We are suffering heavily as students and the faculty is as well. As of 5:01 a.m. on Wednesday, faculty have gone without pay and without health care. If the faculty were truly selfish (as they are made out to be) and out to make more money, this strike would not be happening.

In my last year as an undergrad, we read excerpts from Karl Marx’s works, which I urge you to read and to make of it what you will, and it was in that class and reading where I took some information that I will never impart with. Capitalism is not inherently abusive, but it is the way that the power (bourgeoisie) takes advantage of the system that is horrific.

This capitalistic mindset is “get as rich as you can with as much work from workers and pay them as little as you can” and it is objectifying. How so? As Marx explains, through various class roles we have always had a system of the “oppressed” and the “oppressor.” If we look back to these roles, we can see how it has reinvented itself over the years. With the industrial revolution came the notion that people could be replaced by efficient and quick machines, emphasizing quantity over quality that very much hurt the blue collar workers. He tells us that “society as a whole is more and more splitting up into two great hostile camps, into two great classes directly facing each other—Bourgeoisie and Proletariat.”

The power makes the profit and the exploited workers monetized. In ‘The Communist Manifesto,’ among other famous works by Marx, he tells us that there is a distinction of “Haves and Have Nots” and the ones on top benefit from the work of the ones underneath. The biggest problem that occurs is that these workers are objectified—literally turned into an object. The bourgeoisie makes them work as many hours possible while giving them as little as possible. It is basically work until you can’t stand, eat just enough to stay alive, sleep enough to stay alive, and then go back to work. Is that really an existence at all?

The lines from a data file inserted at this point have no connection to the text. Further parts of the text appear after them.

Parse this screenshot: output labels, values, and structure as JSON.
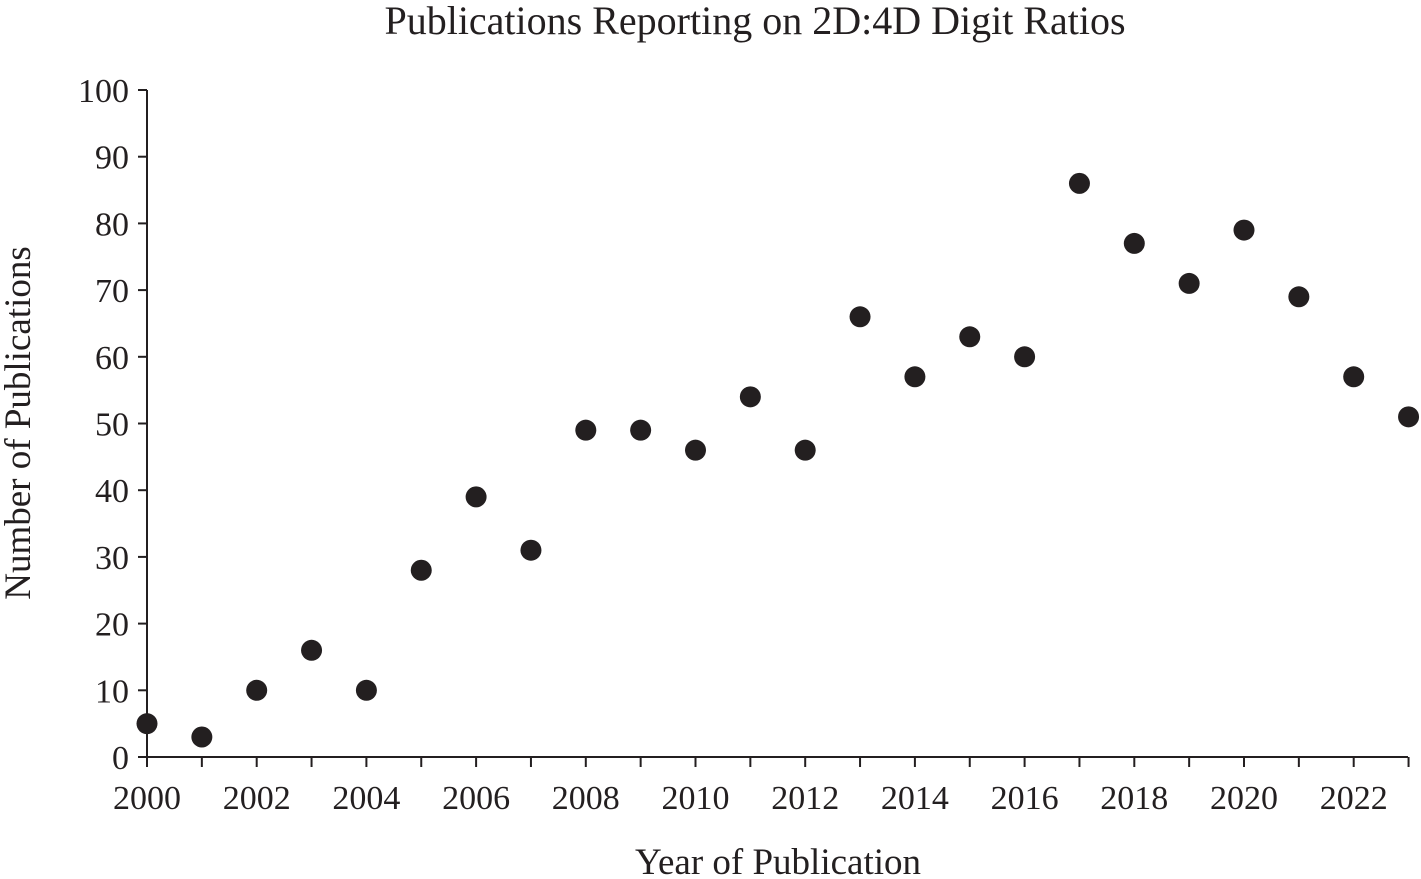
{
  "chart_data": {
    "type": "scatter",
    "title": "Publications Reporting on 2D:4D Digit Ratios",
    "xlabel": "Year of Publication",
    "ylabel": "Number of Publications",
    "xlim": [
      2000,
      2023
    ],
    "ylim": [
      0,
      100
    ],
    "xticks": [
      2000,
      2002,
      2004,
      2006,
      2008,
      2010,
      2012,
      2014,
      2016,
      2018,
      2020,
      2022
    ],
    "yticks": [
      0,
      10,
      20,
      30,
      40,
      50,
      60,
      70,
      80,
      90,
      100
    ],
    "grid": false,
    "legend": "none",
    "marker_color": "#231f20",
    "x": [
      2000,
      2001,
      2002,
      2003,
      2004,
      2005,
      2006,
      2007,
      2008,
      2009,
      2010,
      2011,
      2012,
      2013,
      2014,
      2015,
      2016,
      2017,
      2018,
      2019,
      2020,
      2021,
      2022,
      2023
    ],
    "y": [
      5,
      3,
      10,
      16,
      10,
      28,
      39,
      31,
      49,
      49,
      46,
      54,
      46,
      66,
      57,
      63,
      60,
      86,
      77,
      71,
      79,
      69,
      57,
      51
    ]
  }
}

We think of the human condition as one capable of deep thought, feeling and expression. When you are surviving on the basic minimum, there is not time or ability for these qualities that make us human. The lives of these exploited workers are shorter lived and when they drop of exhaustion, the broken cog is replaced with another one.
There are more and more cogs that can be replaced. While these machines barely live, the bourgeoisie profit immensely from this abuse and sacrifice. It is easy to distance yourself from someone when you take away their humanity because they become inanimate objects without thought or feeling; this objectification is clearly dangerous and these people turn into property owned by the bourgeoisie.

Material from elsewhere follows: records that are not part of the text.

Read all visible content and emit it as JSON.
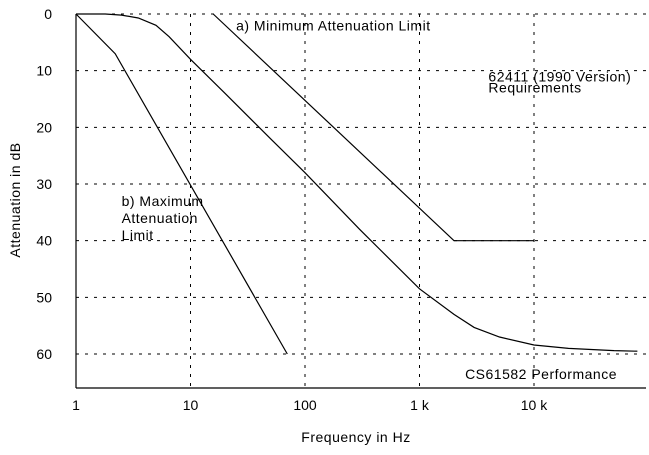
{
  "chart_data": {
    "type": "line",
    "title": "",
    "xlabel": "Frequency in Hz",
    "ylabel": "Attenuation in dB",
    "xscale": "log",
    "xlim": [
      1,
      80000
    ],
    "ylim": [
      0,
      67
    ],
    "y_inverted": true,
    "grid": true,
    "x_ticks": [
      {
        "value": 1,
        "label": "1"
      },
      {
        "value": 10,
        "label": "10"
      },
      {
        "value": 100,
        "label": "100"
      },
      {
        "value": 1000,
        "label": "1 k"
      },
      {
        "value": 10000,
        "label": "10 k"
      }
    ],
    "y_ticks": [
      {
        "value": 0,
        "label": "0"
      },
      {
        "value": 10,
        "label": "10"
      },
      {
        "value": 20,
        "label": "20"
      },
      {
        "value": 30,
        "label": "30"
      },
      {
        "value": 40,
        "label": "40"
      },
      {
        "value": 50,
        "label": "50"
      },
      {
        "value": 60,
        "label": "60"
      }
    ],
    "series": [
      {
        "x": [
          15.8,
          2000,
          10000
        ],
        "y": [
          0,
          40,
          40
        ]
      },
      {
        "x": [
          1,
          2.2,
          70
        ],
        "y": [
          0,
          7,
          60
        ]
      },
      {
        "x": [
          1,
          1.8,
          2.5,
          3.5,
          5,
          6.5,
          10,
          20,
          50,
          100,
          300,
          1000,
          2000,
          3000,
          5000,
          10000,
          20000,
          50000,
          80000
        ],
        "y": [
          0,
          0,
          0.2,
          0.7,
          2,
          4,
          8,
          14,
          22,
          28,
          38,
          48.5,
          53,
          55.3,
          57,
          58.4,
          59,
          59.4,
          59.5
        ]
      }
    ],
    "annotations": [
      {
        "label": "a) Minimum Attenuation Limit",
        "x": 25,
        "y": 2
      },
      {
        "label": "62411 (1990 Version)",
        "x": 4000,
        "y": 11
      },
      {
        "label": "Requirements",
        "x": 4000,
        "y": 13
      },
      {
        "label": "b) Maximum",
        "x": 2.5,
        "y": 33
      },
      {
        "label": "Attenuation",
        "x": 2.5,
        "y": 36
      },
      {
        "label": "Limit",
        "x": 2.5,
        "y": 39
      },
      {
        "label": "CS61582 Performance",
        "x": 2500,
        "y": 63.5
      }
    ]
  }
}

My fear is that when I see and read about the situation between the faculty and state system, I see the Bourgeoisie and the Proletariat. I see Chancellor Frank Brogan getting an $80,000 raise when a lot of professors are not even breaking three figures (think I am wrong? Check it out online where you can see professor salaries). This fight is not just about money, even though the faculty need to support themselves and their families. It is about the state morphing into a bourgeoisie and taking the profit while they are trying to force the professors to do more work for the same amount or less.

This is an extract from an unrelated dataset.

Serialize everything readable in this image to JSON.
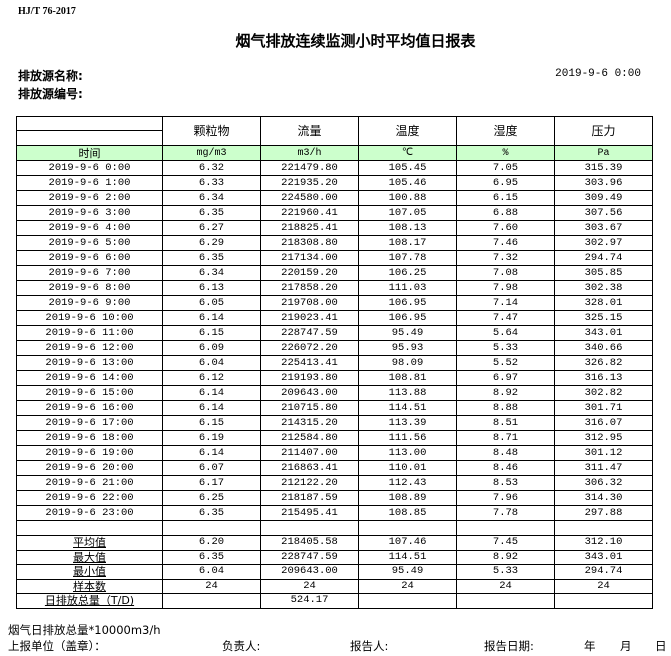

They want to increase distance education. By taking us out of the classrooms and putting us online, they are distancing us from the personal and mentoring relationship we have with our professors. If they have more and more hours, how can they invest all they have when they have nothing left to give from the start?
This affects us as well. I am continually inspired by the way that my professors have cared about me and by the way they have sacrificed their own comfort, energy and money for us. We are their students, not degree gaining machines.
The state is trying to get our money and then pump us out for more money. It is the development we gain as humans capable of higher learning that we gain from our professors that changes our futures. They pass off the torch and let us take over. This is more than, “What will happen to me?” This is the human condition and the question, “What will happen to our future?”.